Я как раз в это время возвращался из сержантской столовой, поэтому начал проявлять живой интерес к происходящему. А в следующий момент было уже две кучи дерущихся там, где только что была одна. Короче, под конец этого базара – а это была схватка что надо, доложу вам, – Тэдди Кумбз с десятком новобранцев сидели на одном из этих ебаных героев, а я, еще с десятком, – на другом; и когда уже не было других звуков, кроме громкого дыхания, появились двое из военной полиции и полюбопытствовали, с чего бы это, так вас и эдак, такой шум. Поверите? Эти два пидора все это время стояли под дверью, но все ссали зайти, пока все не закончилось, и у них появилась уверенность, что они уже не нужны. Конечно, на этом все было кончено, однако потребовалась небольшая армия, чтобы заставить двух этих ланкаширских придурков помириться. Хороша была парочка. Когда, утерев с лица пот, я овладел ситуацией, первое, что попалось мне на глаза, был сидящий на своей койке Берн. Сидит тише воды ниже травы и папироску курит, и с таким видом, мол, как же все это дурно пахнет.
– В тот вечер я не брал крепостей, – удовлетворенно подтвердил Берн.
Он потягивал ром из эмалированной кружки. Котелок, крышку которого не закрывали во избежание скользких намеков, перешел к кладовщику.

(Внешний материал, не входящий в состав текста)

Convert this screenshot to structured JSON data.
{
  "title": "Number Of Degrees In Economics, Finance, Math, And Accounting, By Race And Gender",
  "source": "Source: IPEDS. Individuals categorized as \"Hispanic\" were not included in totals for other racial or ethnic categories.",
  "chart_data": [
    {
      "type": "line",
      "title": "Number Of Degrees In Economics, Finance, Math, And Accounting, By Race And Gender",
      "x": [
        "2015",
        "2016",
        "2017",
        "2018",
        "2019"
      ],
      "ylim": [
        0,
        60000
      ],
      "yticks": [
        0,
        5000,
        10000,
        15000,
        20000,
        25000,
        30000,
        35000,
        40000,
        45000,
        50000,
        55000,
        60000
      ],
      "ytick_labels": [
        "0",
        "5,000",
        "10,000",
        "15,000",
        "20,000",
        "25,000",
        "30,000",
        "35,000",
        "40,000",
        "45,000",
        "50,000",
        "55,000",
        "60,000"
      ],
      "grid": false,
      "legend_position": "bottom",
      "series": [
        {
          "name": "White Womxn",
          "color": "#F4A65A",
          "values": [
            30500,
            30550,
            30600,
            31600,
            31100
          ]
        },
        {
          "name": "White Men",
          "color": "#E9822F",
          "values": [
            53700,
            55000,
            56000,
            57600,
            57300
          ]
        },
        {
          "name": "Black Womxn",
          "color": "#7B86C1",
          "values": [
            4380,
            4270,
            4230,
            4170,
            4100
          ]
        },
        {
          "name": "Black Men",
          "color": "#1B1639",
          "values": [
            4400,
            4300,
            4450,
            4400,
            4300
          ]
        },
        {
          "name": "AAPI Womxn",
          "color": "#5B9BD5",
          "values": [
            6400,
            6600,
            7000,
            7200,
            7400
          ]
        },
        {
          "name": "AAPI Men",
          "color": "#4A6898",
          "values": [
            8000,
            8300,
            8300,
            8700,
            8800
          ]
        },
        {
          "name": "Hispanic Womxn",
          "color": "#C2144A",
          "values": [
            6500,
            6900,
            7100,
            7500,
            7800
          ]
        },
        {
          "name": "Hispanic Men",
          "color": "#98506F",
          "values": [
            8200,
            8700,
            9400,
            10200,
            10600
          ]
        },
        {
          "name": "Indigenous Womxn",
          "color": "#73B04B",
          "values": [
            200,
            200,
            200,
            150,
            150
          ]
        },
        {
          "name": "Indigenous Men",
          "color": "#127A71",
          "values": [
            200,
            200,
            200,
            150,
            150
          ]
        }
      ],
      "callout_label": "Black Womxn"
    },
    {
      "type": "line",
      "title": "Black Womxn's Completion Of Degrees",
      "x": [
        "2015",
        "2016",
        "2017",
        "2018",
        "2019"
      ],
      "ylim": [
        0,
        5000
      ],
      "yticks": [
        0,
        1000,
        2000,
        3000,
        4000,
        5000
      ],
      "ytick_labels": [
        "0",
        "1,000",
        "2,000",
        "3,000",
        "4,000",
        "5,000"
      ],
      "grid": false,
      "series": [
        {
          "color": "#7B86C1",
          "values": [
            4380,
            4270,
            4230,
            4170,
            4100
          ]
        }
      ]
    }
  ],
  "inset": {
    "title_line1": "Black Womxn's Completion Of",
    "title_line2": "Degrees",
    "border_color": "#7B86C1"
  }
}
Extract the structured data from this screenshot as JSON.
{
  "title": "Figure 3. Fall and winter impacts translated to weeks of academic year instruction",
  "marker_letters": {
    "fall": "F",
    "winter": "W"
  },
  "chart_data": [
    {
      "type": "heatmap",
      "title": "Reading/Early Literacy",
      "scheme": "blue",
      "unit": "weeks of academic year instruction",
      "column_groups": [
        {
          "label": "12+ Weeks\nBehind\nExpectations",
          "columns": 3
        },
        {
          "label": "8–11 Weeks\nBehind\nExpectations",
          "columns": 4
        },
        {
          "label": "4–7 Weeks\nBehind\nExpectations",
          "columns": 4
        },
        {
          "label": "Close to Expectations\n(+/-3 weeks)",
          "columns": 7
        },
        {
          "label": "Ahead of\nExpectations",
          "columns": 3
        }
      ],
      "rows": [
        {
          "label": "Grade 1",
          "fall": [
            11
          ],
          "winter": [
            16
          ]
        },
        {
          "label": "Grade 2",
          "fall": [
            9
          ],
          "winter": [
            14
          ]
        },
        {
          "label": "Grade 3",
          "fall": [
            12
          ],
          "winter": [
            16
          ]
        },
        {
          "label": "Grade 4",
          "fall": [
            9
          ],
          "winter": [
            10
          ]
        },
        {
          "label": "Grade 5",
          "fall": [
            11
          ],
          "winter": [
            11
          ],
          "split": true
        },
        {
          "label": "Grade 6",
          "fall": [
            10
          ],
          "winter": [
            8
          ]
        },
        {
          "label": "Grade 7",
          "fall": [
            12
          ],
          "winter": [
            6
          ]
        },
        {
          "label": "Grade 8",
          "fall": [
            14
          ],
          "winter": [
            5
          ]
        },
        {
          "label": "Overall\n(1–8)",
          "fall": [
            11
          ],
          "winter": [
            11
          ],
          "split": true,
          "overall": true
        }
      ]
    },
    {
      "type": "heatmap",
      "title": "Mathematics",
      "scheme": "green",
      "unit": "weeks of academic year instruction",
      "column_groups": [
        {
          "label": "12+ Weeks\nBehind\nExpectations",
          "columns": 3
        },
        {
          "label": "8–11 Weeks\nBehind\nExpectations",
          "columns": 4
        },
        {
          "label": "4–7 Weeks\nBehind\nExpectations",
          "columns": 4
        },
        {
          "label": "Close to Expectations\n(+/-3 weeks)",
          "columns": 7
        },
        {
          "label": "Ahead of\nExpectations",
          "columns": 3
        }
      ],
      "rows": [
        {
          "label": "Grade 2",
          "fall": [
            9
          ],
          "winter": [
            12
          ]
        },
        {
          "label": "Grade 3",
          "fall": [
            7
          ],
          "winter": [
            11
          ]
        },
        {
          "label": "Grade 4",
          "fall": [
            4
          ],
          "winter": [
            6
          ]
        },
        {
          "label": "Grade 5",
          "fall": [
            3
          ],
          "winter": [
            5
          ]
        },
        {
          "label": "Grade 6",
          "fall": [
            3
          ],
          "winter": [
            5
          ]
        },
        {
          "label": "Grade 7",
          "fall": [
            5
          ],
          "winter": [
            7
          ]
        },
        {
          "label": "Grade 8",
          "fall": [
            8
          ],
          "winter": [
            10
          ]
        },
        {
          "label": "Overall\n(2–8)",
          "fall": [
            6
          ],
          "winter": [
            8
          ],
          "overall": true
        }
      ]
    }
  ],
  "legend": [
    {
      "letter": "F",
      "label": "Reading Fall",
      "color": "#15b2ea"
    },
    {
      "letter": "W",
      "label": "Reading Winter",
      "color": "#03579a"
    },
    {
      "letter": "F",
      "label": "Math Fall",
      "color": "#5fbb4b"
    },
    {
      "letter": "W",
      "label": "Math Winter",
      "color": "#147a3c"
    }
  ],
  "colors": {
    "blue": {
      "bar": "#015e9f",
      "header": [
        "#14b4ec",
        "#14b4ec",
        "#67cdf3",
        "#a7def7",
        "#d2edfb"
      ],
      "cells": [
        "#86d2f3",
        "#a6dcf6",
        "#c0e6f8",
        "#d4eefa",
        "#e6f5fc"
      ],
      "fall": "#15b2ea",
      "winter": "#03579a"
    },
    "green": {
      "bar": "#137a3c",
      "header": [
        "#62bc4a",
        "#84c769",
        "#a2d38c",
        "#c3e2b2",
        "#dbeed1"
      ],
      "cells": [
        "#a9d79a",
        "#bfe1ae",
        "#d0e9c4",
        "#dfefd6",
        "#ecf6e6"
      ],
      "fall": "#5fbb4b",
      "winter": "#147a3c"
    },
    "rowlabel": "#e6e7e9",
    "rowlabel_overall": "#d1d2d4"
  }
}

– Я просто озверел, видя, что он сидит как не свой. Где ж тут, спрашивается, великий esprit de corps[20]? Ну, пидоры, погодите, говорю сам себе, имея в виду, естественно, его. Я тогда его не знал. Знаете сержанта Трента? Парень из Первого батальона. Я в столовой был как раз с ним, и он еще не знал об этой склоке, поскольку сразу пошел в главное помещение казармы просить увольнительную до полуночи понедельника, мол, хочет повидаться с женой. Ну, эти два бычка из Ланкашира, один из которых получил… короче, то, что наш медик определяет как легкое ранение мягких тканей… Хотя не таким уж легким оно оказалось бы, получи его он сам… Короче, на все воскресенье их закрыли на губе, а в понедельник, когда мы вернулись со стрельбища, отправили на рапорт к коменданту лагеря. Конвоировал их Берн. Надо было видеть, как он вел эту парочку великанов-ланкаширцев, каждый из которых мог бы запросто спрятать его в своем кармане! Им было нечего сказать, кроме того – и это было очень мудро, – что они друг другу как братья и что весь этот инцидент – чистой воды случайность. Комендант был человеком черствым и неделикатным. Он прямо спросил их, что они предпочтут: его наказание или трибунал? И опять же очень мудро они выбрали его наказание. Вы вообще не видали в жизни парочки, слаще этой, если не принимать во внимание их дурных манер. Ну, он и выдал им максимум, что мог. А это сто шестьдесят восемь часов карцера.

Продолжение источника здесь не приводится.